First: You wrote that "These hosts all use the same identifying rDNS entry". That is really bad practice as your reverse lookups are not consistent in that case: The reverse lookup of an IP address will not necessarily resolve back to the IP in question, rendering the reverse lookup nearly useless, both in its sense and in practice.

Second: I really wonder about the described scenario where IP addresses of users being allowed to relay change often, but every new IP is getting a reverse lookup matching your relay rule. If there is "some" technique automatically setting PTR records for the IPs in question, the same technique should be usable to automatically add them to the list of allowed relayers.

In any case, you should better use IP based relaying instead of relying on the hostname. The reason for that is that anybody who controls PTR records for some IP address space can easily invent hostnames matching your relay rule with a faked record. This means that anybody pretending to be allowed to relay will be allowed to relay.

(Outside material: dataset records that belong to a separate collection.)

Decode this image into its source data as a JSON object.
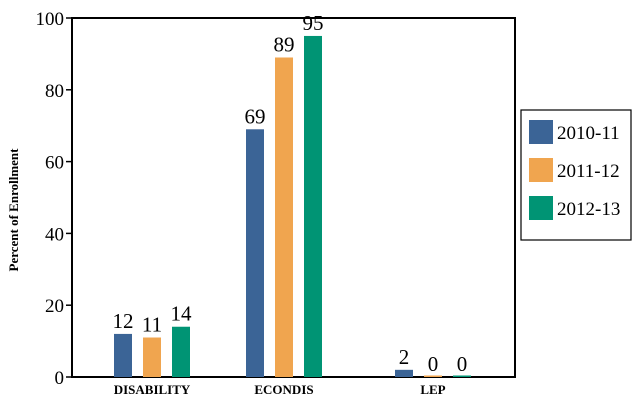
{
  "chart_data": {
    "type": "bar",
    "title": "",
    "xlabel": "",
    "ylabel": "Percent of Enrollment",
    "ylim": [
      0,
      100
    ],
    "yticks": [
      0,
      20,
      40,
      60,
      80,
      100
    ],
    "grid": false,
    "legend_position": "right",
    "categories": [
      "DISABILITY",
      "ECONDIS",
      "LEP"
    ],
    "series": [
      {
        "name": "2010-11",
        "color": "#3b6496",
        "values": [
          12,
          69,
          2
        ],
        "labels": [
          "12",
          "69",
          "2"
        ]
      },
      {
        "name": "2011-12",
        "color": "#f0a54f",
        "values": [
          11,
          89,
          0
        ],
        "labels": [
          "11",
          "89",
          "0"
        ]
      },
      {
        "name": "2012-13",
        "color": "#009474",
        "values": [
          14,
          95,
          0
        ],
        "labels": [
          "14",
          "95",
          "0"
        ]
      }
    ]
  }
}
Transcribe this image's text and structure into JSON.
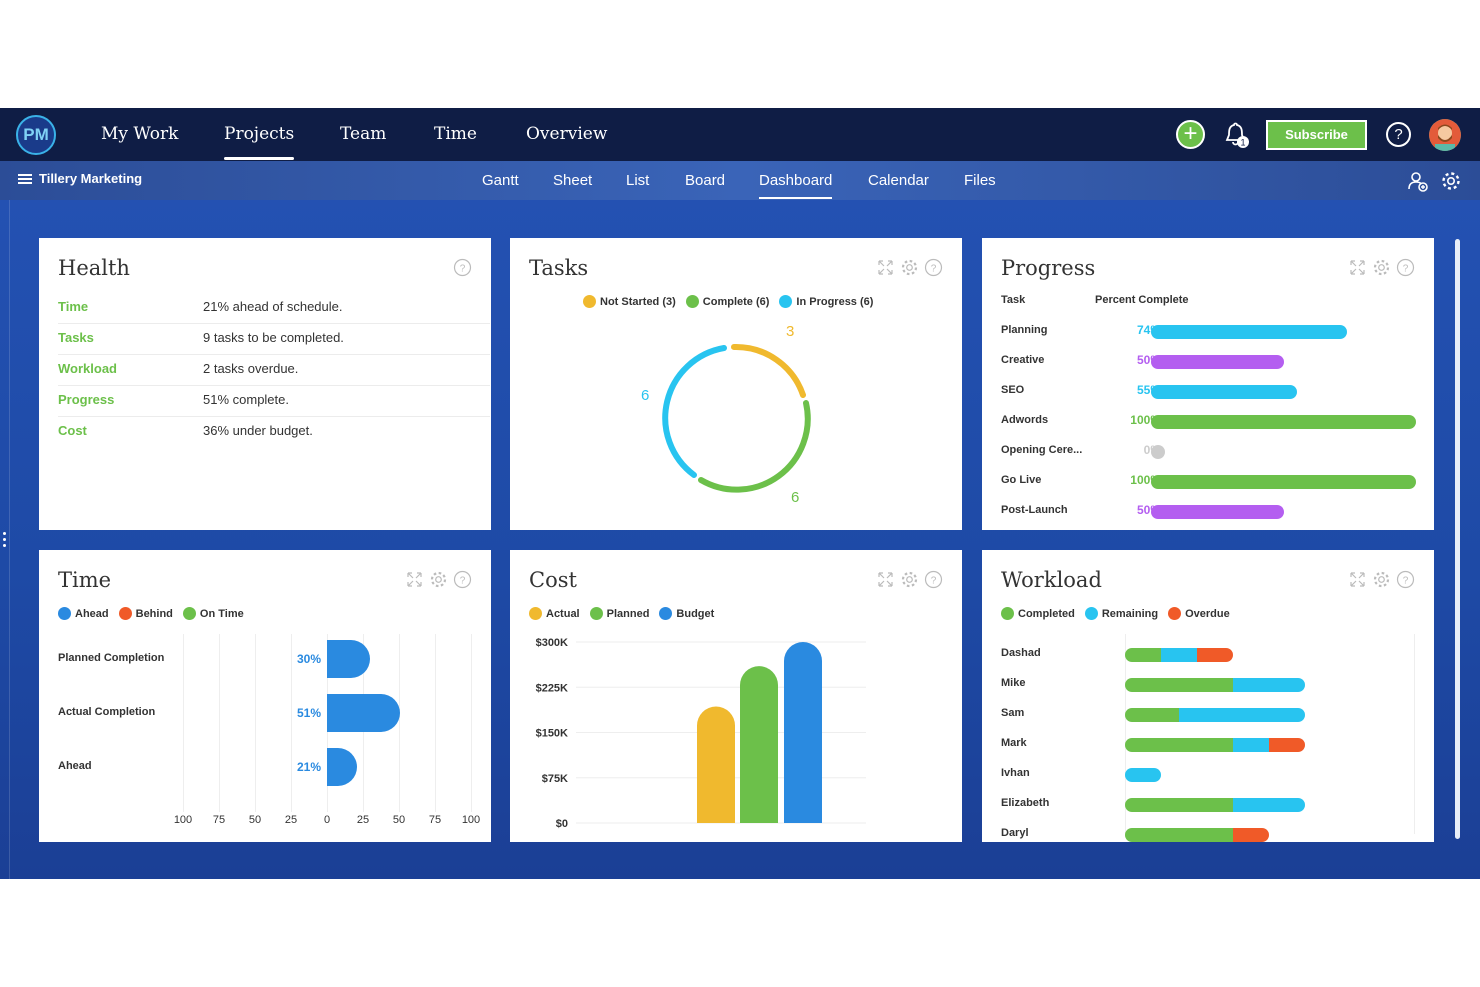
{
  "topbar": {
    "logo": "PM",
    "nav": [
      "My Work",
      "Projects",
      "Team",
      "Time",
      "Overview"
    ],
    "active_nav": "Projects",
    "subscribe_label": "Subscribe",
    "help_label": "?",
    "add_label": "+",
    "notification_count": "1"
  },
  "subbar": {
    "project_name": "Tillery Marketing",
    "tabs": [
      "Gantt",
      "Sheet",
      "List",
      "Board",
      "Dashboard",
      "Calendar",
      "Files"
    ],
    "active_tab": "Dashboard"
  },
  "health": {
    "title": "Health",
    "rows": [
      {
        "label": "Time",
        "value": "21% ahead of schedule."
      },
      {
        "label": "Tasks",
        "value": "9 tasks to be completed."
      },
      {
        "label": "Workload",
        "value": "2 tasks overdue."
      },
      {
        "label": "Progress",
        "value": "51% complete."
      },
      {
        "label": "Cost",
        "value": "36% under budget."
      }
    ]
  },
  "tasks": {
    "title": "Tasks",
    "legend": [
      {
        "label": "Not Started (3)",
        "color": "#f0b92e"
      },
      {
        "label": "Complete (6)",
        "color": "#6cc04a"
      },
      {
        "label": "In Progress (6)",
        "color": "#28c4f0"
      }
    ],
    "labels": {
      "not_started": "3",
      "in_progress": "6",
      "complete": "6"
    }
  },
  "progress": {
    "title": "Progress",
    "col_task": "Task",
    "col_percent": "Percent Complete",
    "rows": [
      {
        "task": "Planning",
        "pct": "74%",
        "value": 74,
        "color": "#28c4f0"
      },
      {
        "task": "Creative",
        "pct": "50%",
        "value": 50,
        "color": "#b45ef0"
      },
      {
        "task": "SEO",
        "pct": "55%",
        "value": 55,
        "color": "#28c4f0"
      },
      {
        "task": "Adwords",
        "pct": "100%",
        "value": 100,
        "color": "#6cc04a"
      },
      {
        "task": "Opening Cere...",
        "pct": "0%",
        "value": 0,
        "color": "#cccccc"
      },
      {
        "task": "Go Live",
        "pct": "100%",
        "value": 100,
        "color": "#6cc04a"
      },
      {
        "task": "Post-Launch",
        "pct": "50%",
        "value": 50,
        "color": "#b45ef0"
      }
    ]
  },
  "time": {
    "title": "Time",
    "legend": [
      {
        "label": "Ahead",
        "color": "#2a8ae0"
      },
      {
        "label": "Behind",
        "color": "#f05a28"
      },
      {
        "label": "On Time",
        "color": "#6cc04a"
      }
    ],
    "rows": [
      {
        "label": "Planned Completion",
        "pct": "30%",
        "value": 30
      },
      {
        "label": "Actual Completion",
        "pct": "51%",
        "value": 51
      },
      {
        "label": "Ahead",
        "pct": "21%",
        "value": 21
      }
    ],
    "ticks": [
      "100",
      "75",
      "50",
      "25",
      "0",
      "25",
      "50",
      "75",
      "100"
    ]
  },
  "cost": {
    "title": "Cost",
    "legend": [
      {
        "label": "Actual",
        "color": "#f0b92e"
      },
      {
        "label": "Planned",
        "color": "#6cc04a"
      },
      {
        "label": "Budget",
        "color": "#2a8ae0"
      }
    ],
    "y_ticks": [
      "$300K",
      "$225K",
      "$150K",
      "$75K",
      "$0"
    ],
    "chart_data": {
      "type": "bar",
      "categories": [
        "Actual",
        "Planned",
        "Budget"
      ],
      "values": [
        193,
        260,
        300
      ],
      "ylim": [
        0,
        300
      ]
    }
  },
  "workload": {
    "title": "Workload",
    "legend": [
      {
        "label": "Completed",
        "color": "#6cc04a"
      },
      {
        "label": "Remaining",
        "color": "#28c4f0"
      },
      {
        "label": "Overdue",
        "color": "#f05a28"
      }
    ],
    "rows": [
      {
        "name": "Dashad",
        "completed": 2,
        "remaining": 2,
        "overdue": 2
      },
      {
        "name": "Mike",
        "completed": 6,
        "remaining": 4,
        "overdue": 0
      },
      {
        "name": "Sam",
        "completed": 3,
        "remaining": 7,
        "overdue": 0
      },
      {
        "name": "Mark",
        "completed": 6,
        "remaining": 2,
        "overdue": 2
      },
      {
        "name": "Ivhan",
        "completed": 0,
        "remaining": 2,
        "overdue": 0
      },
      {
        "name": "Elizabeth",
        "completed": 6,
        "remaining": 4,
        "overdue": 0
      },
      {
        "name": "Daryl",
        "completed": 6,
        "remaining": 0,
        "overdue": 2
      }
    ]
  }
}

If you're running qmail under tcpserver you can work around this by setting the -P option (paranoid mode). It automatically ignores the reverse lookup of an IP address if the hostname resulting from the lookup does not resolve back to the connecting IP. Beware that this option ("paranoid mode") is off by default - and it will not work with your "all IP addresses have the same reverse lookup". As I said, it's bad practice anyway, and breaking tcpserver's paranoid mode is a good example.